Увидела меня, вспыхнула. Дернулась встать и уйти, но передумала. Решила, что я ее выслеживаю? Да на здоровье. Я тоже не уйду. Война войной – а обед по расписанию.
Мог, конечно, и к ней подсесть, но это было бы уж слишком. Даже собаку не трогают, когда она жрет. Устроился за соседним столом, мест свободных хватало. И тут у нее зазвонил телефон. Разговаривала тихо, почти шепотом, но я все равно слышал каждое слово:
– Да, Варечка, видела вчера. И сообщения, и пропущенные. Прости, пришла после этого разговора – сдохнуть хотелось. Выпила снотворное и спать легла. А сегодня… Нет, не говорила. Не хочу, – тут она коротко взглянула в мою сторону и сразу отвернулась. – Вообще ничего больше не хочу. Извини, я сейчас не могу разговаривать. Вечером перезвоню.
[1] Отсылка к известной притче из книги Л.Соловьева «Возмутитель спокойствия» о Ходже Насреддине
=47
Вот этот коротенький взгляд в мою сторону значил очень многое. Я процентов на девяносто был уверен, что «не хочу» – это обо мне. Почему? Трудно сказать. Интуиция.
Вчера днем она написала, что выходит на работу. Хотя перед этим разговаривала со Славой, так что особой необходимости сообщать мне персонально не было. Написала… потому что хотела написать. Маленький такой шажок навстречу. А потом с кем-то встретилась, о чем-то поговорила, и после этого разговора ей захотелось сдохнуть.
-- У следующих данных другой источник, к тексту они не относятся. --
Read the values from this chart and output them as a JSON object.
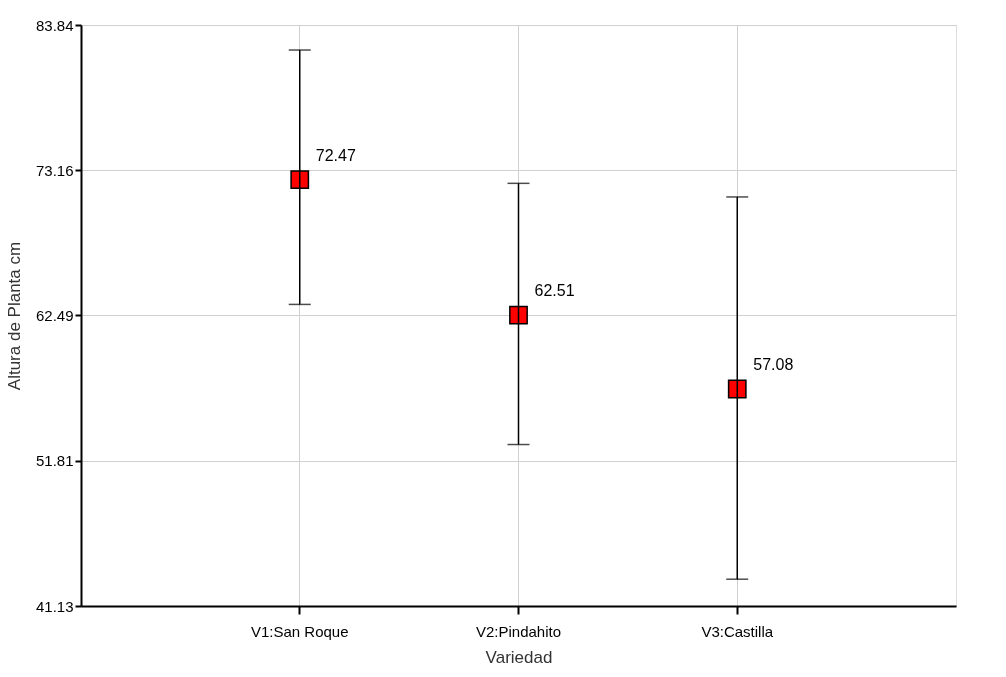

Не ответила на сообщения подруги, и на мое тоже. Утром, когда увидела меня, обрадовалась. Вот тут никаких сомнений не было. Не приняла за кого-то другого – именно мне обрадовалась. А потом – вспомнила о той самой вчерашней встрече?
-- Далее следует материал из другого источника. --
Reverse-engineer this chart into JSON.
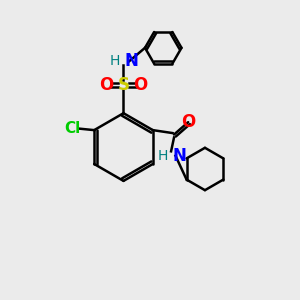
{
  "bg_color": "#ebebeb",
  "bond_color": "#000000",
  "bond_width": 1.8,
  "S_color": "#cccc00",
  "N_color": "#0000ff",
  "O_color": "#ff0000",
  "Cl_color": "#00cc00",
  "H_color": "#008080",
  "figsize": [
    3.0,
    3.0
  ],
  "dpi": 100,
  "xlim": [
    0,
    10
  ],
  "ylim": [
    0,
    10
  ]
}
Отшила резко раз, еще резче второй. Хотя, если подумать, я ведь еще и сказать-то ничего не успел. Ни предложить ничего, ни попросить ни о чем. На подлете сбила. Упреждающий удар.
Отсюда ключевой вопрос: с кем и о чем она разговаривала? И как это связано со мной?
Машинально пережевывая жилистую отбивную, я тасовал варианты.
Первое, что вполне ожидаемо приходило в голову – Лисицын. И тут возможно было разное. Например, он все-таки решил развестись. Или его жена подала на развод. Получай, Надя, то, чего давно хотела. И заодно проблему выбора. С одной стороны старый проверенный любовник, с другой… вообще не пойми что и кто. Но при таком раскладе не ясно, почему от разговора хотелось сдохнуть. Ведь не подписала же она кровью контракт с дьяволом и не обязана замуж за Андрея выйти, если не хочет.
Или обязана?.. Ну мало ли. Предполагать так предполагать. Не обязательно замуж, например, на прежних условиях. Или ты, красавица, остаешься со мной, или… Иногда женщину и заставить можно. Шантажом. У них могли быть какие-то хитрые общие делишки с финансами. Или он знает о ней что-нибудь неприглядное. Я, правда, тоже знаю, но это личное, да и в голову бы не пришло как-то использовать.
Ладно, что еще? Помимо Лисицына? Она могла узнать что-то, после чего уже ничего не надо, как она сказала. И тоже хочется сдохнуть. Что-то серьезное о своем здоровье? Опыт общения с безнадежно больными подсказывал: узнав диагноз, хочется чего угодно, но только не этого. Какой смысл хотеть того, что и так скоро произойдет? А вот беременность – более вероятно. И вполне объясняет запуск Лактионова с ноги на Марс. Плохое самочувствие и бледный вид тоже. Вот только одна загвоздочка. Если она ходила к врачу, вряд ли назвала бы это разговором. Да и мало кто сейчас узнает о беременности от врача, достаточно тест сделать.